When non-whites are the authors, the main characters are just as generally non-white–there is an entire genre of television known as the “black sitcom“. This fiction is usually viewed as a counterweight to generally white fiction rather than as reverse racism, but if we sit down and watch one of these shows, we quickly see that all too often, the characters are not merely black, but they are black stereotypes, meant to not merely give black people characters to identify with, but characters that are theirs, that many white people cannot, by design, relate to. This makes racial targeting an explicit goal of the show, not an unintended side effect of the author’s tendency to self-bias. There are many black kids who love Star Wars, but there are not many white fans of the works of Tyler Perry.
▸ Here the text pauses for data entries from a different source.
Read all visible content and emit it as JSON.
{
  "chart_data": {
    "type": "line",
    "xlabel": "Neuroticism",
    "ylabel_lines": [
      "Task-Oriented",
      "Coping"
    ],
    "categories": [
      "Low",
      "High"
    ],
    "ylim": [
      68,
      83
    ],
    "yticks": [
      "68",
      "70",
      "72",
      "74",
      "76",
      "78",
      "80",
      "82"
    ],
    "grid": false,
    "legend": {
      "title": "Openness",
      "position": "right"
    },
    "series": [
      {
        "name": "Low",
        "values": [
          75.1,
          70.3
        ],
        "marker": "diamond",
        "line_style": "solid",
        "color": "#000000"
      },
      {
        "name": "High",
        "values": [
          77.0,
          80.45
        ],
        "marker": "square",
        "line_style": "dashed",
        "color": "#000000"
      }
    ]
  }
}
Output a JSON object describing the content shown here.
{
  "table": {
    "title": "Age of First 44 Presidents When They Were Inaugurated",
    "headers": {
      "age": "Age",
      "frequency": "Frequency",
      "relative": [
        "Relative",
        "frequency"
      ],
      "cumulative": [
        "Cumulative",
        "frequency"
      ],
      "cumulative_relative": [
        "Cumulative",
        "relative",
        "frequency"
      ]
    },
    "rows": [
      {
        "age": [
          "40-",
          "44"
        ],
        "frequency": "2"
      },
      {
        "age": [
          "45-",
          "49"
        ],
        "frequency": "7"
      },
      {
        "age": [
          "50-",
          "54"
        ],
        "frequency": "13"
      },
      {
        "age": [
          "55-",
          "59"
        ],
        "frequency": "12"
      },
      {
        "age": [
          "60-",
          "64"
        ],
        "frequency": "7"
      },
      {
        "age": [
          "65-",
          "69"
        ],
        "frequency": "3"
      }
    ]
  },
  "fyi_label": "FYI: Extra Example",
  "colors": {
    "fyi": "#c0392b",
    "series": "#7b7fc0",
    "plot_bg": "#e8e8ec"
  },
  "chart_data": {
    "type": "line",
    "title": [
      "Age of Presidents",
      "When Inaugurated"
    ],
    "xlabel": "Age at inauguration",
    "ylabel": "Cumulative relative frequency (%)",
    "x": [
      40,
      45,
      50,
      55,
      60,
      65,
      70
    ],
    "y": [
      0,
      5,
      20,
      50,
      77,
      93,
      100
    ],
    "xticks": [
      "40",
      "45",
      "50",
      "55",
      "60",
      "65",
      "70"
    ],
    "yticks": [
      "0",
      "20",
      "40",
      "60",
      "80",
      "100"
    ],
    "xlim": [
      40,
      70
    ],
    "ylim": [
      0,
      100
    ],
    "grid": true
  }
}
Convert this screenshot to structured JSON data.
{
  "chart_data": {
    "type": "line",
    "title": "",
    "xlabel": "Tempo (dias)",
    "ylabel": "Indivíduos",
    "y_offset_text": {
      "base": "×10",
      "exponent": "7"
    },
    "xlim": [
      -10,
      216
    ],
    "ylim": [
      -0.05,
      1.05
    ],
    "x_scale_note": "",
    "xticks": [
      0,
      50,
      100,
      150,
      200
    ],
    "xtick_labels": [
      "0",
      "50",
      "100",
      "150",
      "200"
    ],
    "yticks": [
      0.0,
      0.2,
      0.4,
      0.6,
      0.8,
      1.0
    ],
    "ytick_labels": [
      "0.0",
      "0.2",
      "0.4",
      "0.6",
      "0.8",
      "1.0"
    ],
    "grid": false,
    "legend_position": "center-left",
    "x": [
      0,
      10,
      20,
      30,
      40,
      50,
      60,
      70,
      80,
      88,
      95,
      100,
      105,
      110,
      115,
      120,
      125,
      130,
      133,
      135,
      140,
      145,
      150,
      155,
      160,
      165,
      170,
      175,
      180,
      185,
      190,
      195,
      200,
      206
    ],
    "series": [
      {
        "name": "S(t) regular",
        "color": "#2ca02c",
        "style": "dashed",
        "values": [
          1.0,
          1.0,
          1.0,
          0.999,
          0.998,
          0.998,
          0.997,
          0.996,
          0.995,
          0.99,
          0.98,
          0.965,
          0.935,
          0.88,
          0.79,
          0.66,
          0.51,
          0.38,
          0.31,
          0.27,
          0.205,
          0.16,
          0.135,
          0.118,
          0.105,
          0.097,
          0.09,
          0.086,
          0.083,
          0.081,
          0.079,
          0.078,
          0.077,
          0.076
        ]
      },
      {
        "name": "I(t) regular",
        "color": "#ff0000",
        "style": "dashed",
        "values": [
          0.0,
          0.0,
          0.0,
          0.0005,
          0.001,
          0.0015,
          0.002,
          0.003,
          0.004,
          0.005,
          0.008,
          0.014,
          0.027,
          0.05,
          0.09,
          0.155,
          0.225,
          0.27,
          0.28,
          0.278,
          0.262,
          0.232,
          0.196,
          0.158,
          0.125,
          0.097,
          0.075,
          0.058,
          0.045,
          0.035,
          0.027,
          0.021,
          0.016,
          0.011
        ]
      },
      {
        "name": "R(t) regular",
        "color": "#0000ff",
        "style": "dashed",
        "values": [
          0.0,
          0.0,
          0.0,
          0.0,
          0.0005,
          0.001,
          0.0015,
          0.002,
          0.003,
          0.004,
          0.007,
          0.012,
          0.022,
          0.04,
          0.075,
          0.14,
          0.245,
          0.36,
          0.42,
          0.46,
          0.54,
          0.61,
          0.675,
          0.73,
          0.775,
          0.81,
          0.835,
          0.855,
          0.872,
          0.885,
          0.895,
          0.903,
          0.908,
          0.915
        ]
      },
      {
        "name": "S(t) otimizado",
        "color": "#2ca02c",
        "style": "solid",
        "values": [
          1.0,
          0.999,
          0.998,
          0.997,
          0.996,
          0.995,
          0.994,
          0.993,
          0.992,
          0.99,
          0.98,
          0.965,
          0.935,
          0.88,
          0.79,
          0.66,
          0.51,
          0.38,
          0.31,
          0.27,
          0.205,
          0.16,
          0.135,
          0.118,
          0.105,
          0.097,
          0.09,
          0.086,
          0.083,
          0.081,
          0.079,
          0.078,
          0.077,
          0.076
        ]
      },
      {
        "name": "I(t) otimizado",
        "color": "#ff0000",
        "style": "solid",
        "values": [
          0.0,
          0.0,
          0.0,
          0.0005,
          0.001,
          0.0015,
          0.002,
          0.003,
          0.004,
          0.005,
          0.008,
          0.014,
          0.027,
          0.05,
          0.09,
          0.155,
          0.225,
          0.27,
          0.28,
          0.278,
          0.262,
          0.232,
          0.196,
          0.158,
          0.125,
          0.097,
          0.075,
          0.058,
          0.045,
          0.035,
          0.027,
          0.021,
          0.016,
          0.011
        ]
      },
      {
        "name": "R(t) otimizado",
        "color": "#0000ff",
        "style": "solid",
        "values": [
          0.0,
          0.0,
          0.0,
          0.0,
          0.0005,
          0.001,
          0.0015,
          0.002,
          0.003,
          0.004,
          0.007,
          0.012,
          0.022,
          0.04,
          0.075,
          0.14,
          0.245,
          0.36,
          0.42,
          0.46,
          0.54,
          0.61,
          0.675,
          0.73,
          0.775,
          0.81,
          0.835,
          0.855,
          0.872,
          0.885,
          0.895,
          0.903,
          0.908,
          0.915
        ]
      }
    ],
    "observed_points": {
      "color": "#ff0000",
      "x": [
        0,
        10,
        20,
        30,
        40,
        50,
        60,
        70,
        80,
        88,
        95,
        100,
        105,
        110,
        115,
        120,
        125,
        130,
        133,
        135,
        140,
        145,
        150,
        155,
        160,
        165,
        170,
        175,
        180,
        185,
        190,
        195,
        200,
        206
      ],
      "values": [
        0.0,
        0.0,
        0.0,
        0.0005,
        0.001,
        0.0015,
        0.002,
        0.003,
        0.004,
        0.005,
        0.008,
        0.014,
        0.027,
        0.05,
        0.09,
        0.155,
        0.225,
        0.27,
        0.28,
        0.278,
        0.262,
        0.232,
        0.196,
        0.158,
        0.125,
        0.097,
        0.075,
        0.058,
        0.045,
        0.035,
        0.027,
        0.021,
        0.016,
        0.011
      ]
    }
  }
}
The racial bias of the former is incidental, the latter is intentional.
The reason whiteness is still generally default is that the authors of fiction and the owners of movie studios and publishing companies in our society still tend to be white. They inevitably think of their fiction and their characters as extensions of themselves and project their own identities and traits onto the worlds they create. Harris has her causes and effects reversed; making Harry Potter a frog or Santa a penguin is beside the point. If we really want an inclusive society, we need non-white content creators–black JK Rowlings and Stephen Spielbergs, not frog Potters. How do we get non-whites into those kinds of positions? By equalizing economic opportunity among the races.
Black kids don’t need frog Potter, they need better schools, better home environments, and access to more resources. There’s a tendency for bourgeois intellectuals to begin commenting on racism as if it exists in a vacuum, as if all we need to do is change the way we talk or think about race. They forget that for the victims of racial inequality, the problem runs far deeper. They don’t merely “feel different”–these people are actually being systematically denied the economic opportunity necessary to pursue lives of their choosing. No progress on racial issues will be made so long as skin color is a reliable predictor of wealth. The rest of this is mere sideshow. For the average black person in America, the color of Santa Claus isn’t the problem, the problem is paying rent, or paying for college, or finding a decent school or job, and when we indulge in the mental masturbation of culture critique, we trivialize racism and ignore the terrible harms it still inflicts. When it comes to improving the life chances of black people in this country, Aisha Harris is doing no more work than Megyn Kelly.